Decoupling Filamentous Phage Uptake and Energy of the TolQRA Motor in Escherichia coli.

Filamentous phages are nonlytic viruses that specifically infect bacteria, establishing a persistent association with their host. The phage particle has no machinery for generating energy and parasitizes its host's existing structures in order to cross the bacterial envelope and deliver its genetic material. The import of filamentous phages across the bacterial periplasmic space requires some of the components of a macrocomplex of the envelope known as the Tol system. This complex uses the energy provided by the proton motive force (pmf) of the inner membrane to perform essential and highly energy-consuming functions of the cell, such as envelope integrity maintenance and cell division. It has been suggested that phages take advantage of pmf-driven conformational changes in the Tol system to transit across the periplasm. However, this hypothesis has not been formally tested. In order to decouple the role of the Tol system in cell physiology and during phage parasitism, we used mutations on conserved essential residues known for inactivating pmf-dependent functions of the Tol system. We identified impaired Tol complexes that remain fully efficient for filamentous phage uptake.

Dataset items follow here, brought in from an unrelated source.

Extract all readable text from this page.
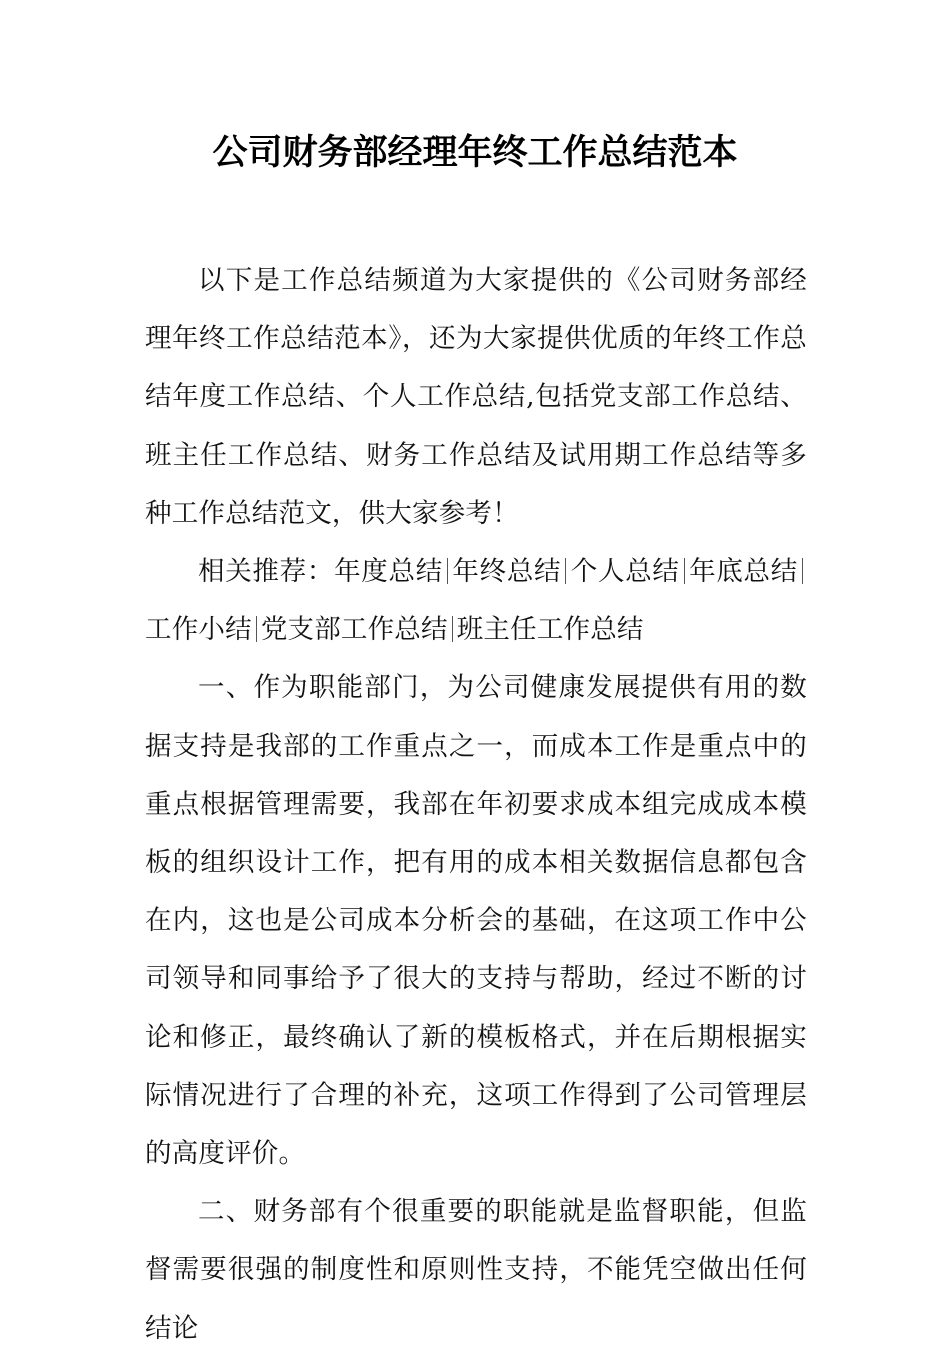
公司财务部经理年终工作总结范本

以下是工作总结频道为大家提供的《公司财务部经理年终工作总结范本》，还为大家提供优质的年终工作总结年度工作总结、个人工作总结,包括党支部工作总结、班主任工作总结、财务工作总结及试用期工作总结等多种工作总结范文，供大家参考！

相关推荐：年度总结 年终总结 个人总结 年底总结工作小结 党支部工作总结 班主任工作总结

一、作为职能部门，为公司健康发展提供有用的数据支持是我部的工作重点之一，而成本工作是重点中的重点根据管理需要，我部在年初要求成本组完成成本模板的组织设计工作，把有用的成本相关数据信息都包含在内，这也是公司成本分析会的基础，在这项工作中公司领导和同事给予了很大的支持与帮助，经过不断的讨论和修正，最终确认了新的模板格式，并在后期根据实际情况进行了合理的补充，这项工作得到了公司管理层的高度评价。

二、财务部有个很重要的职能就是监督职能，但监督需要很强的制度性和原则性支持，不能凭空做出任何结论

We further demonstrate that the TolQ-TolR homologous motor ExbB-ExbD, normally operating with the TonB protein, is able to promote phage infection along with full-length TolA.IMPORTANCE Filamentous phages are widely distributed symbionts of Gram-negative bacteria, with some of them being linked to genome evolution and virulence of their host. However, the precise mechanism that permits their uptake across the cell envelope is poorly understood. The canonical phage model Fd requires the TolQRA protein complex in the host envelope, which is suspected to translocate protons across the inner membrane. In this study, we show that phage uptake proceeds in the presence of the assembled but nonfunctional TolQRA complex. Moreover, our results unravel an alternative route for phage import that relies on the ExbB-ExbD proteins. This work provides new insights into the fundamental mechanisms of phage infection and might be generalized to other filamentous phages responsible for pathogen emergence.